Every day, patients are hit with the news that the treatment their trusted physician ordered has been denied. Now imagine learning that no human, let alone a doctor, even looked at the claim before the denial was issued. It’s not a science fiction plot, but rather the new frontier in health care.
At the center of the issue is prior authorization, a process by which insurers require approval before certain services, prescriptions and treatments can move forward. What began as a cost-cutting measure has morphed into a major barrier for patient care: According to the American Medical Association (AMA), one in three physicians report that prior authorizations are often or always denied, leading to an average of 13 hours a week spent working to cut through prior authorization- related red tape.
Prior authorizations and claim denials slow down patient care, often resulting in worse health outcomes and higher costs in the long run. Now, the rise of artificial intelligence is taking matters out of doctors’ care altogether, and physicians like me are concerned. Will AI become an automated gatekeeper programmed to say “no,” doling out denials left and right with little regard for patient outcomes?
A recent AMA survey found that three in five physicians worry that health insurers’ use of AI is increasing prior authorization denials. We’ve already seen the damage prior authorization can cause when humans are making the decisions; adding AI to the mix will likely magnify the issue.
The role of AI in issuing claim denials is already in place, with expanded applications arising by the day. The Centers for Medicare and Medicaid Services (CMS) recently announced a pilot program coming to Oklahoma and a handful of other states called the Wasteful and Inappropriate Service Reduction (WISeR) Model. The program will implement prior authorization for more than a dozen treatments and procedures within traditional Medicare, ranging from incontinence control devices to steroids for pain management. The model plans to utilize AI systems to determine eligibility for such treatments.

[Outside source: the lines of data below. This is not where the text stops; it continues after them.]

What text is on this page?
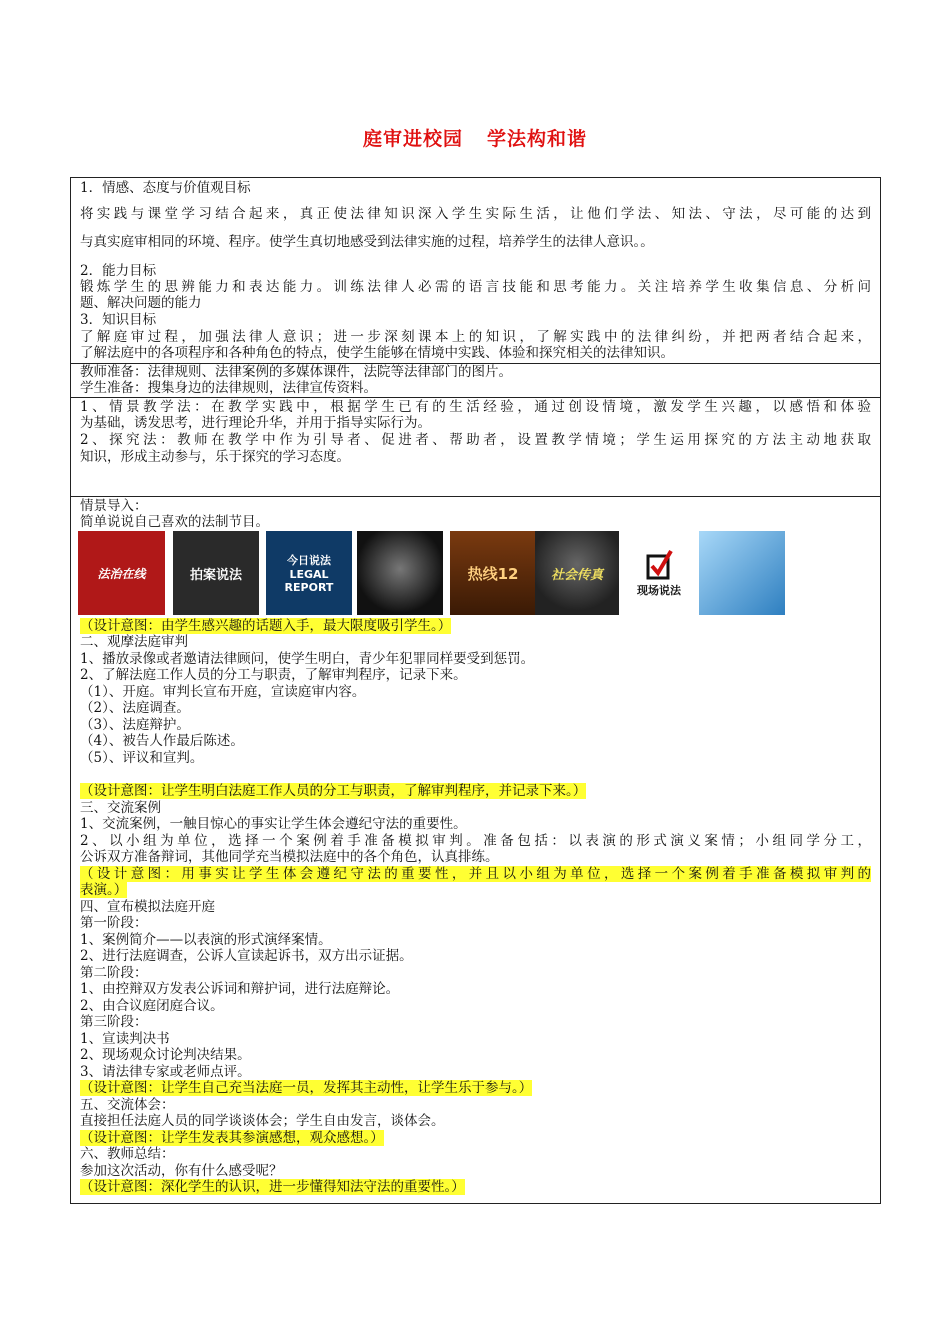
庭审进校园 学法构和谐
1．情感、态度与价值观目标
将实践与课堂学习结合起来，真正使法律知识深入学生实际生活，让他们学法、知法、守法，尽可能的达到
与真实庭审相同的环境、程序。使学生真切地感受到法律实施的过程，培养学生的法律人意识。。
2．能力目标
锻炼学生的思辨能力和表达能力。训练法律人必需的语言技能和思考能力。关注培养学生收集信息、分析问
题、解决问题的能力
3．知识目标
了解庭审过程，加强法律人意识；进一步深刻课本上的知识，了解实践中的法律纠纷，并把两者结合起来，
了解法庭中的各项程序和各种角色的特点，使学生能够在情境中实践、体验和探究相关的法律知识。
教师准备：法律规则、法律案例的多媒体课件，法院等法律部门的图片。
学生准备：搜集身边的法律规则，法律宣传资料。
1、情景教学法：在教学实践中，根据学生已有的生活经验，通过创设情境，激发学生兴趣，以感悟和体验
为基础，诱发思考，进行理论升华，并用于指导实际行为。
2、探究法：教师在教学中作为引导者、促进者、帮助者，设置教学情境；学生运用探究的方法主动地获取
知识，形成主动参与，乐于探究的学习态度。
情景导入：
简单说说自己喜欢的法制节目。
法治在线	拍案说法
今日说法 LEGAL REPORT
热线12	社会传真
现场说法
（设计意图：由学生感兴趣的话题入手，最大限度吸引学生。）
二、观摩法庭审判
1、播放录像或者邀请法律顾问，使学生明白，青少年犯罪同样要受到惩罚。
2、了解法庭工作人员的分工与职责，了解审判程序，记录下来。
（1）、开庭。审判长宣布开庭，宣读庭审内容。
（2）、法庭调查。
（3）、法庭辩护。
（4）、被告人作最后陈述。
（5）、评议和宣判。
（设计意图：让学生明白法庭工作人员的分工与职责，了解审判程序，并记录下来。）
三、交流案例
1、交流案例，一触目惊心的事实让学生体会遵纪守法的重要性。
2、以小组为单位，选择一个案例着手准备模拟审判。准备包括：以表演的形式演义案情；小组同学分工，
公诉双方准备辩词，其他同学充当模拟法庭中的各个角色，认真排练。
（设计意图：用事实让学生体会遵纪守法的重要性，并且以小组为单位，选择一个案例着手准备模拟审判的
表演。）
四、宣布模拟法庭开庭
第一阶段：
1、案例简介——以表演的形式演绎案情。
2、进行法庭调查，公诉人宣读起诉书，双方出示证据。
第二阶段：
1、由控辩双方发表公诉词和辩护词，进行法庭辩论。
2、由合议庭闭庭合议。
第三阶段：
1、宣读判决书
2、现场观众讨论判决结果。
3、请法律专家或老师点评。
（设计意图：让学生自己充当法庭一员，发挥其主动性，让学生乐于参与。）
五、交流体会：
直接担任法庭人员的同学谈谈体会；学生自由发言，谈体会。
（设计意图：让学生发表其参演感想，观众感想。）
六、教师总结：
参加这次活动，你有什么感受呢？
（设计意图：深化学生的认识，进一步懂得知法守法的重要性。）
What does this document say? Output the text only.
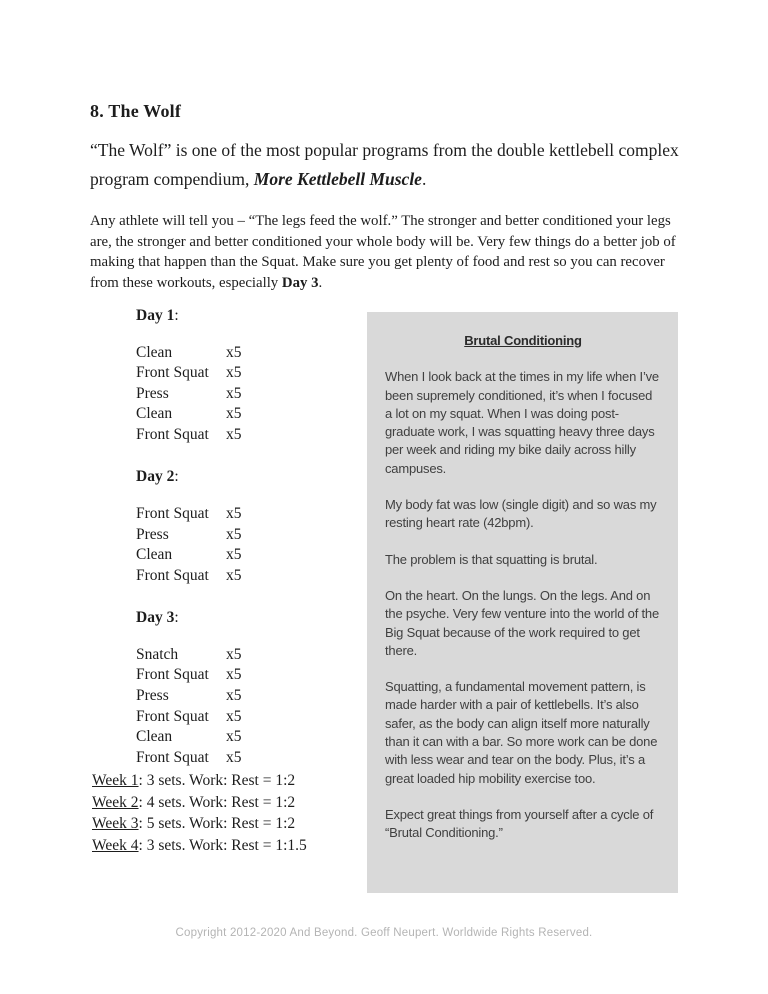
8. The Wolf

“The Wolf” is one of the most popular programs from the double kettlebell complex program compendium, More Kettlebell Muscle.

Any athlete will tell you – “The legs feed the wolf.” The stronger and better conditioned your legs are, the stronger and better conditioned your whole body will be. Very few things do a better job of making that happen than the Squat. Make sure you get plenty of food and rest so you can recover from these workouts, especially Day 3.

Day 1:

Clean	x5
Front Squat	x5
Press	x5
Clean	x5
Front Squat	x5

Day 2:

Front Squat	x5
Press	x5
Clean	x5
Front Squat	x5

Day 3:

Snatch	x5
Front Squat	x5
Press	x5
Front Squat	x5
Clean	x5
Front Squat	x5
Week 1: 3 sets. Work: Rest = 1:2
Week 2: 4 sets. Work: Rest = 1:2
Week 3: 5 sets. Work: Rest = 1:2
Week 4: 3 sets. Work: Rest = 1:1.5

Brutal Conditioning

When I look back at the times in my life when I’ve been supremely conditioned, it’s when I focused a lot on my squat. When I was doing post-graduate work, I was squatting heavy three days per week and riding my bike daily across hilly campuses.

My body fat was low (single digit) and so was my resting heart rate (42bpm).

The problem is that squatting is brutal.

On the heart. On the lungs. On the legs. And on the psyche. Very few venture into the world of the Big Squat because of the work required to get there.

Squatting, a fundamental movement pattern, is made harder with a pair of kettlebells. It’s also safer, as the body can align itself more naturally than it can with a bar. So more work can be done with less wear and tear on the body. Plus, it’s a great loaded hip mobility exercise too.

Expect great things from yourself after a cycle of “Brutal Conditioning.”

Copyright 2012-2020 And Beyond. Geoff Neupert. Worldwide Rights Reserved.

We can’t stop AI from infiltrating health care, and truth be told, there are useful applications including improving patient health through image analysis, helping with personalized treatment plans and predicting disease outbreaks. But, in the hands of insurers, whose primary goal is to cut costs, it has been proven to be a problematic tool. It should never replace a human when it comes to making patient decisions. There are more efficient ways to lower health care costs, such as preventative care.

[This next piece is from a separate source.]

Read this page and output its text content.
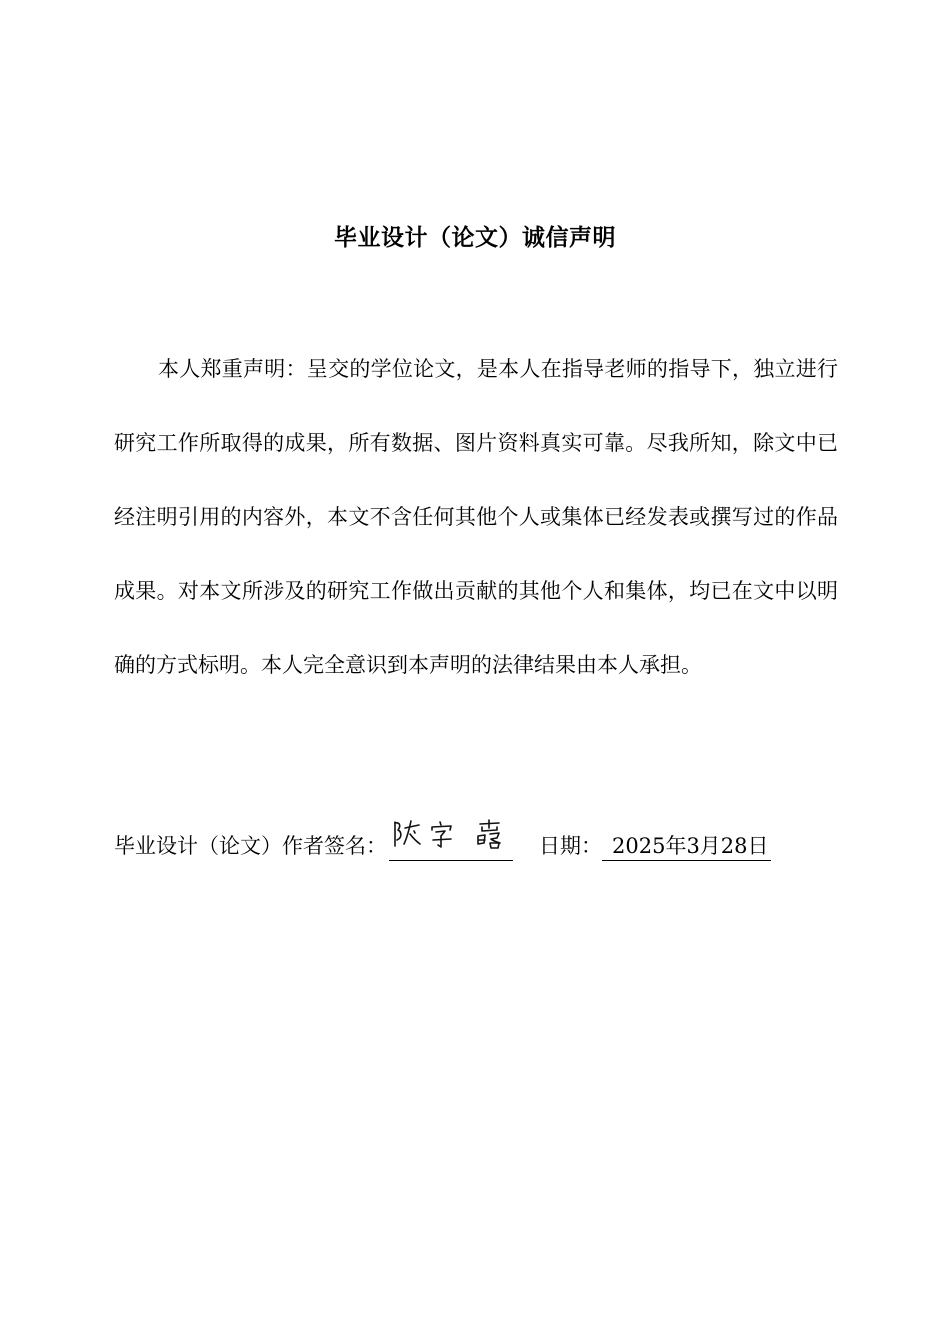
毕业设计（论文）诚信声明

本人郑重声明：呈交的学位论文，是本人在指导老师的指导下，独立进行研究工作所取得的成果，所有数据、图片资料真实可靠。尽我所知，除文中已经注明引用的内容外，本文不含任何其他个人或集体已经发表或撰写过的作品成果。对本文所涉及的研究工作做出贡献的其他个人和集体，均已在文中以明确的方式标明。本人完全意识到本声明的法律结果由本人承担。

毕业设计（论文）作者签名：	日期： 2025年3月28日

There’s nothing more personal than medical care: a computer can reject countless claims per minute, but it can’t understand the nuances of pain, compassion or the consequences of delayed treatment. I believe in the primacy of the doctor- patient relationship, which should never be outsourced to a computer.
As we move toward a future in which AI has an even bigger role in medical care, we have to ask ourselves whom we trust more with our health care: Trained doctors or algorithms written to save money, not necessarily vision or lives?
Sumit Nanda, M.D., is a board-certified ophthalmologist with INTEGRIS Health in Oklahoma City. He is president of the Oklahoma State Medical Association.